LA PRINCESSE DE MONTPENSIER de Bertrand Tavernier (2010)

Publié le 28 avril 2011 par Celine_diane


Montpensier et Clèves: les deux princesses de Madame de Lafayette brillent par leur modernité. Ce sont deux figures féminines qui oseront la passion, mourront toutes deux sous la puissance de ce monstre insatiable; la première pour y avoir violemment succombé, la seconde pour l’avoir irrépressiblement tu. Bertrand Tavernier, qui aime tant s’approprier les époques et les pays, fouille la psychologie de la première, cette pure Marie De Mézières.
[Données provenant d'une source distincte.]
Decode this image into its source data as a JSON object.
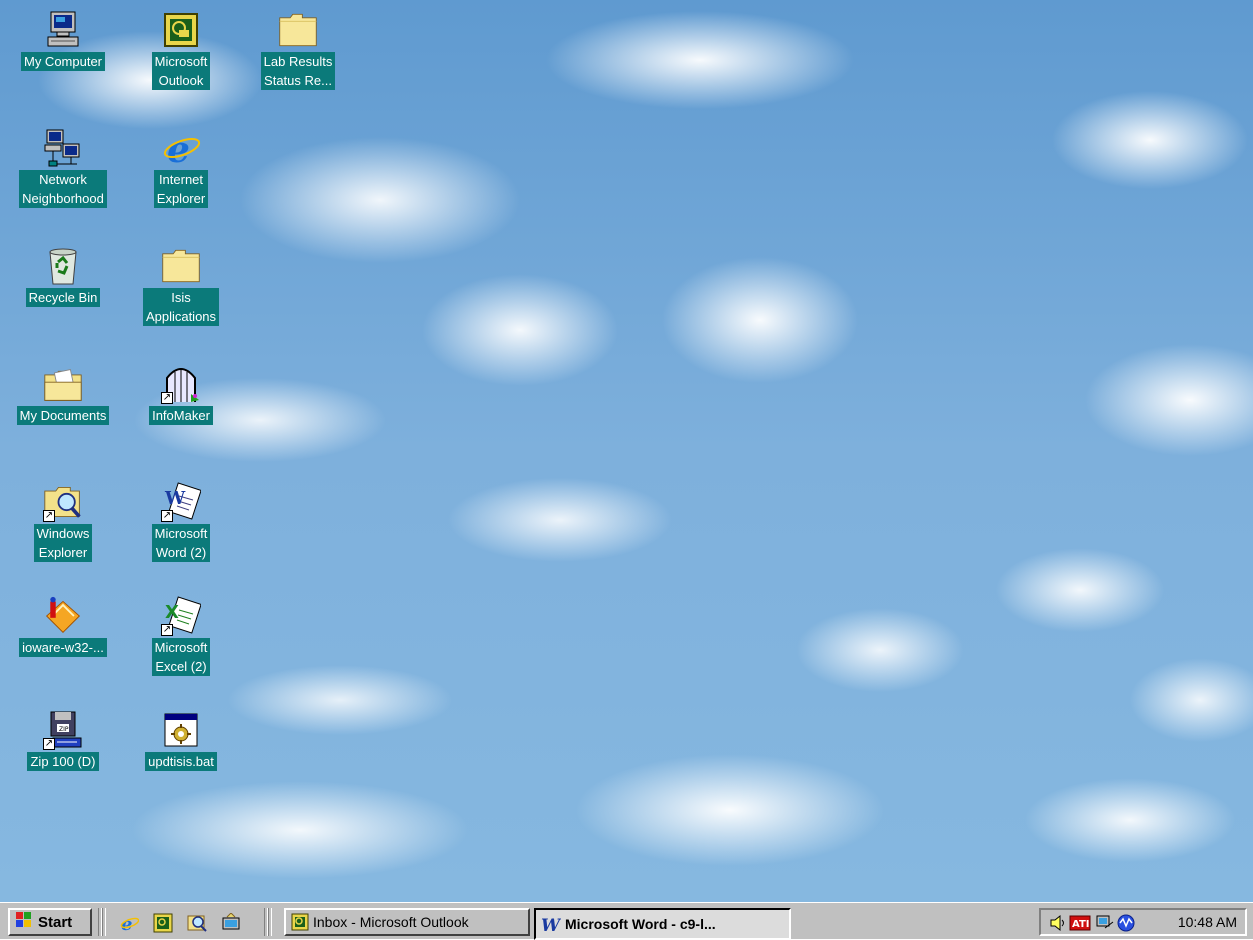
{
  "desktop": {
    "icons": [
      {
        "label": "My Computer",
        "icon": "computer-icon",
        "shortcut": false
      },
      {
        "label": "Microsoft\nOutlook",
        "icon": "outlook-icon",
        "shortcut": false
      },
      {
        "label": "Lab Results\nStatus Re...",
        "icon": "folder-icon",
        "shortcut": false
      },
      {
        "label": "Network\nNeighborhood",
        "icon": "network-icon",
        "shortcut": false
      },
      {
        "label": "Internet\nExplorer",
        "icon": "ie-icon",
        "shortcut": false
      },
      {
        "label": "Recycle Bin",
        "icon": "recycle-bin-icon",
        "shortcut": false
      },
      {
        "label": "Isis\nApplications",
        "icon": "folder-icon",
        "shortcut": false
      },
      {
        "label": "My Documents",
        "icon": "documents-folder-icon",
        "shortcut": false
      },
      {
        "label": "InfoMaker",
        "icon": "infomaker-icon",
        "shortcut": true
      },
      {
        "label": "Windows\nExplorer",
        "icon": "explorer-icon",
        "shortcut": true
      },
      {
        "label": "Microsoft\nWord (2)",
        "icon": "word-icon",
        "shortcut": true
      },
      {
        "label": "ioware-w32-...",
        "icon": "ioware-icon",
        "shortcut": false
      },
      {
        "label": "Microsoft\nExcel (2)",
        "icon": "excel-icon",
        "shortcut": true
      },
      {
        "label": "Zip 100 (D)",
        "icon": "zip-drive-icon",
        "shortcut": true
      },
      {
        "label": "updtisis.bat",
        "icon": "batch-file-icon",
        "shortcut": false
      }
    ]
  },
  "taskbar": {
    "start_label": "Start",
    "quick_launch": [
      "ie-icon",
      "outlook-express-icon",
      "search-icon",
      "desktop-icon"
    ],
    "tasks": [
      {
        "label": "Inbox - Microsoft Outlook",
        "icon": "outlook-icon",
        "active": false
      },
      {
        "label": "Microsoft Word - c9-l...",
        "icon": "word-icon",
        "active": true
      }
    ],
    "tray": {
      "icons": [
        "speaker-icon",
        "ati-icon",
        "network-monitor-icon",
        "realplayer-icon"
      ],
      "clock": "10:48 AM"
    }
  },
  "colors": {
    "label_bg": "#0b7a7a",
    "taskbar": "#c0c0c0"
  }
}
Elle, qui s’entiche de son ami le Duc de Guise, avant d’être contrainte d’épouser un inconnu, le Prince de Montpensier. Ici, il s’approprie les mots classiques, les maux romantiques. Il offre une voix- visuelle, filmique- à une œuvre qui fut cachée, étouffée sous les bienséances du XVIème siècle. Tavernier dépose chaleur et larmes sur la sécheresse du court récit, enrichit de dialogues superbes le laconisme initial. Cependant, demeure l’essentiel: une histoire d’amours aliénantes, entre déni et tiraillement.
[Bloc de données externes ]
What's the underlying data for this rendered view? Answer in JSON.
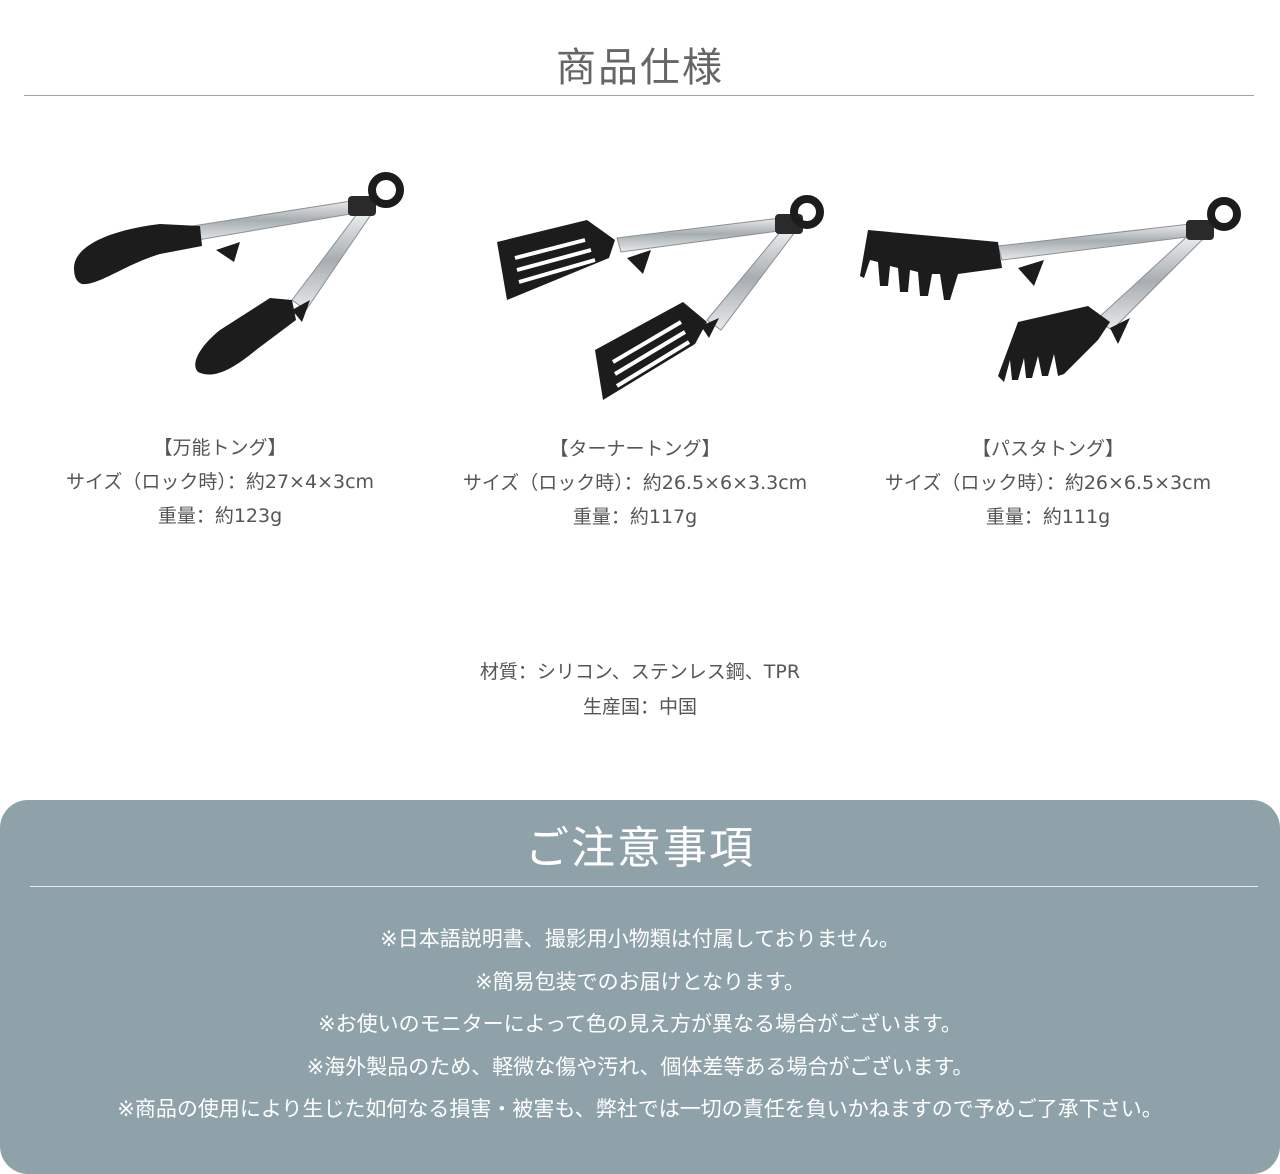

A l’écran, Mélanie Thierry incarne la dualité de la Princesse, son tiraillement, entre l’ange et le démon, avec merveille, sorte de jeune Emmanuelle Béart (mêmes intonations, même charisme), sensuelle mais innocente, prêtant son angélisme apparent et sa force latente au personnage. Elle y canalise l’ardeur de son jeu, comme Marie tente de canaliser son je, et ses pulsions. Autour d’elle, un carré d’hommes forme sa prison. La Princesse de Montpensierest comme emprisonnée, de tous côtés, par ces figures masculines, cette figure géométrique parfaite qui excluait les vagues et le désordre de son tempérament. Le film est d’une modernité affolante, parce que Tavernier- tour à tour portraitiste, paysagiste, triste, réaliste- est resté sincère, aimant, tout aussi passionné que ses personnages. Et nul besoin pour lui de transposer l’histoire dans des réalités contemporaines, comme a pu le faire Christophe Honoré dans La Belle Personne, sorte de relecture lycéenne de La Princesse de Clèves. Au contraire. Sa plus belle réussite est d’avoir fait du neuf avec du vieux, et d’avoir su parler, avec crédibilité et sans artifice, le langage de l’universalité.